The Shooters, Fishers and Farmers Party MLC made the call after Upper House National Party Leader Duncan Gaye conceded last week it is not scheduled to happen until the first session of Parliament in 2017.
“What that says to me is that they made a lot of this up on the run,” Borsak told Australian Racing Greyhound.
“What they would do is repeal the prohibition bill and they could very easily re-install the old bill, the 2009 Act.
“Obviously, they still have to have a mechanism to manage the industry, but if they brought the 2009 bill back and appointed an interim board they could very easily do it.
“That would give certainty to a lot of people who are quite worried about why the government isn’t actually repealing the bill now.”
Borsak said the Greyhound Industry Reform Panel provides the government with a good opportunity to meet with the industry on a level playing field, however he said the industry still needs to be wary moving forward.
“I think the industry always has to be wary, I’m not convinced the RSPCA has the best interests of greyhound racing in mind,” Borsak said.
“The government, politically, has seen the error of its ways and is not going to be doing anything stupid.
“Some people have said to me that they are worried that the government might change its mind again, but that’s not going to happen.
“I think they realise that you can’t simply shut an industry down just because the Premier doesn’t like something. It’s not what should have been done and I think they learned a hard lesson.
“I think there is an opportunity there for the government if it wants to work properly with the industry to reconstruct the industry and set it up for a bright future.
“The Panel’s job is to go to the next stage and make some recommendations based on the detail on what the industry should look like.
“They have to be very careful when selecting anything that comes out of the McHugh Report because large slabs of it have proven to be unreliable and wrong.
“I would be throwing it away, or perhaps only looking at very limited parts of it.

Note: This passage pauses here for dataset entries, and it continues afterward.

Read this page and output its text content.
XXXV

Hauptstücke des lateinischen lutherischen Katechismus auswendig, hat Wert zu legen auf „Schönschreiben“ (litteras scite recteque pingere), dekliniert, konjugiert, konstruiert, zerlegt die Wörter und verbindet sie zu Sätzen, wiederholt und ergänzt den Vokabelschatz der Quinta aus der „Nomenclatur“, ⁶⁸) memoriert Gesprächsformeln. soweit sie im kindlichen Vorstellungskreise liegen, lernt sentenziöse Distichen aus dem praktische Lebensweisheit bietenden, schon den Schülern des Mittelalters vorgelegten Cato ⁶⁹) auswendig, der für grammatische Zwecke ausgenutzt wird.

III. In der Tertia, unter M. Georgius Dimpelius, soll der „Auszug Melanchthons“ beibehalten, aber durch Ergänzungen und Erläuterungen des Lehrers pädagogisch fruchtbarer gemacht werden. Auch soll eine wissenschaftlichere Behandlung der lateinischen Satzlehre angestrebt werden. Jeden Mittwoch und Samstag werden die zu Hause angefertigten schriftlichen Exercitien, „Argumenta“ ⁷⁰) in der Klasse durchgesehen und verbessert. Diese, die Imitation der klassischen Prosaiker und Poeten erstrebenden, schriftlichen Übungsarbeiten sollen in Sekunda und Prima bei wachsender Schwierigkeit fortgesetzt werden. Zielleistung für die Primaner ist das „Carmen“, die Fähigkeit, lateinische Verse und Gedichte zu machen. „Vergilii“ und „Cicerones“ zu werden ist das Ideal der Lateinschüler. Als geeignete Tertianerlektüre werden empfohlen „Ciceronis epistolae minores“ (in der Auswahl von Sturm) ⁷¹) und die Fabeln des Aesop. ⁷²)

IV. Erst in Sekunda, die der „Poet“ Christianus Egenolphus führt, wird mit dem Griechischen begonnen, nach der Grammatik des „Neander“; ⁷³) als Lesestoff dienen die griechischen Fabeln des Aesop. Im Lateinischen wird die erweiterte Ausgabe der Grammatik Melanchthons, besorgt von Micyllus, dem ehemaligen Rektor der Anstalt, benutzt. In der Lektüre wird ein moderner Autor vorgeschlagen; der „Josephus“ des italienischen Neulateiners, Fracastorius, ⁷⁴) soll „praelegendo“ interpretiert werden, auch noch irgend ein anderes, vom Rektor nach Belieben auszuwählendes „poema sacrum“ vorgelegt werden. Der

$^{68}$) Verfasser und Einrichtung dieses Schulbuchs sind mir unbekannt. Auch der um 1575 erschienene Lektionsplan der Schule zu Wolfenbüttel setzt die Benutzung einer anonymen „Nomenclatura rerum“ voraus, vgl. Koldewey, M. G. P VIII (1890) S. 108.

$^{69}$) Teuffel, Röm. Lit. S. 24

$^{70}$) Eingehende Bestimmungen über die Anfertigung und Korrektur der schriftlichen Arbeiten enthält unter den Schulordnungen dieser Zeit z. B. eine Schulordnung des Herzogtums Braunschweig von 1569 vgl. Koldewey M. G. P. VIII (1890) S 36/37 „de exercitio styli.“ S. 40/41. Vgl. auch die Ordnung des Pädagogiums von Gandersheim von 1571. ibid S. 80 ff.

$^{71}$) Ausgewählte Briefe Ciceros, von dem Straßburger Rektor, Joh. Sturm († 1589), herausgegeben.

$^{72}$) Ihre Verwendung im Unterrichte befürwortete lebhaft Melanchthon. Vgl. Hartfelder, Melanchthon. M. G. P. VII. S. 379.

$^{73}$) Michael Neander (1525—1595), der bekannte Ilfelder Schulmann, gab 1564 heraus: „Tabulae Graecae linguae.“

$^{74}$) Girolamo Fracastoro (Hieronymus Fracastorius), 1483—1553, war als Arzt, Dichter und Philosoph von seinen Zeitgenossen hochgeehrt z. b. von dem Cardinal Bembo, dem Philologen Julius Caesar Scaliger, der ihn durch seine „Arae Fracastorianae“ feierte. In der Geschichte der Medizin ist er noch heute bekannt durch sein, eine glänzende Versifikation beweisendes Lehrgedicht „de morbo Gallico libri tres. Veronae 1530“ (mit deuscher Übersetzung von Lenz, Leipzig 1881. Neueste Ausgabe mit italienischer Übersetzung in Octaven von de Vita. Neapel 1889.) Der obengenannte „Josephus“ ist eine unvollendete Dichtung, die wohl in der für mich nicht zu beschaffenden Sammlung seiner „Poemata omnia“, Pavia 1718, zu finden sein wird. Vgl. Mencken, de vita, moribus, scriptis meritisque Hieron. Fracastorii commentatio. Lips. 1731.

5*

“I don’t think the government will want to touch the intercode, so it will come down to someone like me to try and put as much political pressure as I can on them.
“Harness racing and most definitely the thoroughbreds have any racing minister – it doesn’t matter whether its this one or the last one – just like a puppet on a string, they just do what they are told.

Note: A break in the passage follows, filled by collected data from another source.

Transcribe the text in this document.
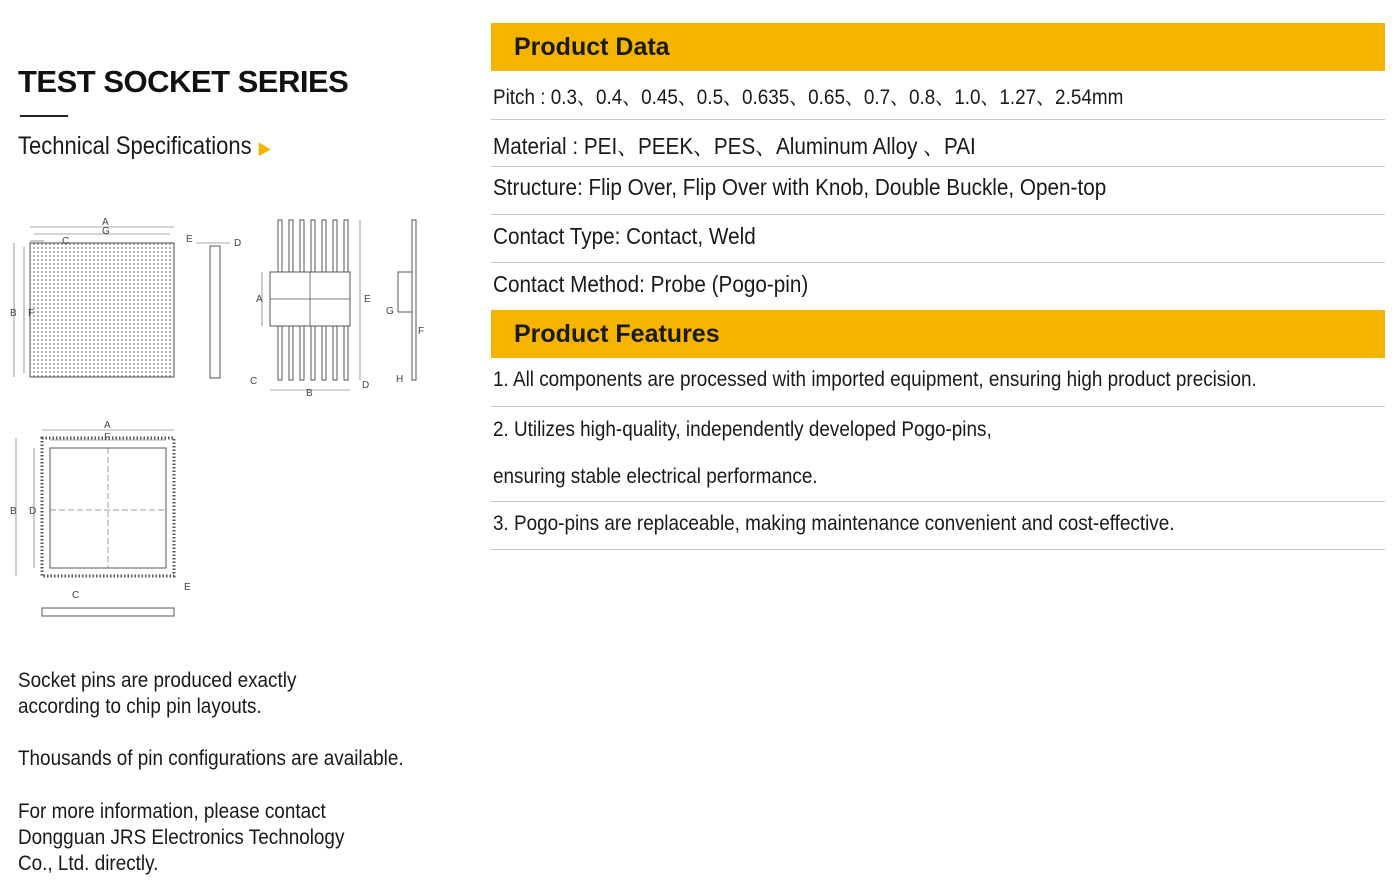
TEST SOCKET SERIES
Technical Specifications ▶
A
G
C
B F
E	D
A	E
C
B
D
G
F
H
A
F
B D
C
E
Socket pins are produced exactly
according to chip pin layouts.
Thousands of pin configurations are available.
For more information, please contact
Dongguan JRS Electronics Technology
Co., Ltd. directly.
Product Data
Pitch : 0.3、0.4、0.45、0.5、0.635、0.65、0.7、0.8、1.0、1.27、2.54mm
Material : PEI、PEEK、PES、Aluminum Alloy 、PAI
Structure: Flip Over, Flip Over with Knob, Double Buckle, Open-top
Contact Type: Contact, Weld
Contact Method: Probe (Pogo-pin)
Product Features
1. All components are processed with imported equipment, ensuring high product precision.
2. Utilizes high-quality, independently developed Pogo-pins,
ensuring stable electrical performance.
3. Pogo-pins are replaceable, making maintenance convenient and cost-effective.
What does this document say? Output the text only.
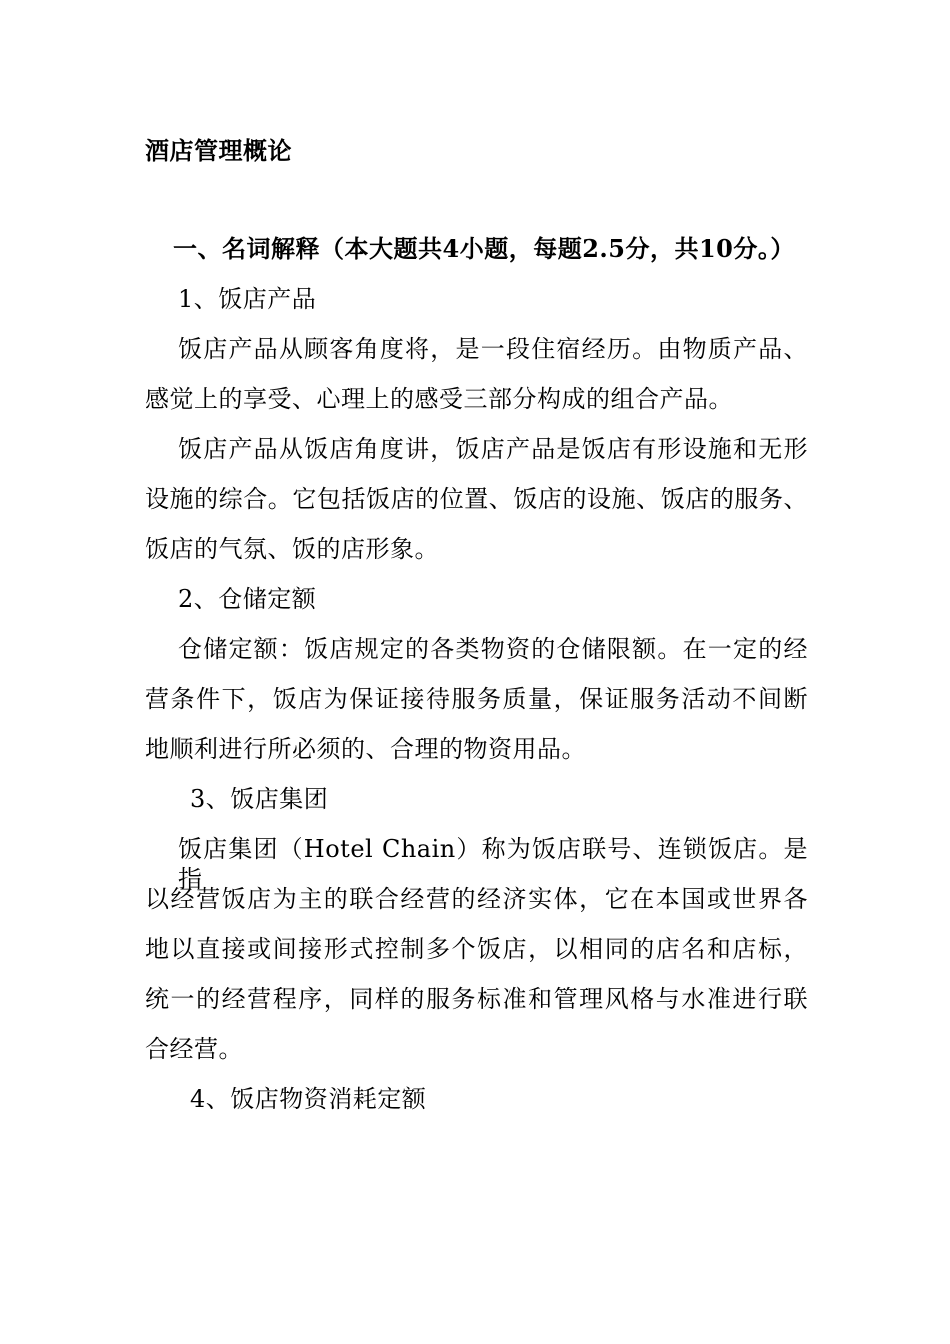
酒店管理概论
一、名词解释（本大题共4小题，每题2.5分，共10分。）
1、饭店产品
饭店产品从顾客角度将，是一段住宿经历。由物质产品、
感觉上的享受、心理上的感受三部分构成的组合产品。
饭店产品从饭店角度讲，饭店产品是饭店有形设施和无形
设施的综合。它包括饭店的位置、饭店的设施、饭店的服务、
饭店的气氛、饭的店形象。
2、仓储定额
仓储定额：饭店规定的各类物资的仓储限额。在一定的经
营条件下，饭店为保证接待服务质量，保证服务活动不间断
地顺利进行所必须的、合理的物资用品。
3、饭店集团
饭店集团（Hotel Chain）称为饭店联号、连锁饭店。是指
以经营饭店为主的联合经营的经济实体，它在本国或世界各
地以直接或间接形式控制多个饭店，以相同的店名和店标，
统一的经营程序，同样的服务标准和管理风格与水准进行联
合经营。
4、饭店物资消耗定额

“The thoroughbreds are busy doing whatever they like because they think they are a more significant industry.”
Borsak also says the political pressure ahead of the Orange by-election was a driving force behind the backflip, however he is still urging voters to show support for those who were willing to support the greyhound racing industry.
“The timing is quite convenient in relation to the Orange by-election.
“If we didn’t have that pressure point politically it would have been very difficult to get this result.
“The government would have sat back thinking people would get over it in the next two years, but I think even that would have proven to be wrong because it is such a significant issue.
“They were in deep trouble out there, whether we won the seat or Labor won the seat I think the feeling was that the Nationals may not have retained it.
“Even still, we need greyhound participants, families and friends to get out there on the day and help us campaign.
“Even though there may have been a bit of mollification with some people there are still a lot of very angry people out there.”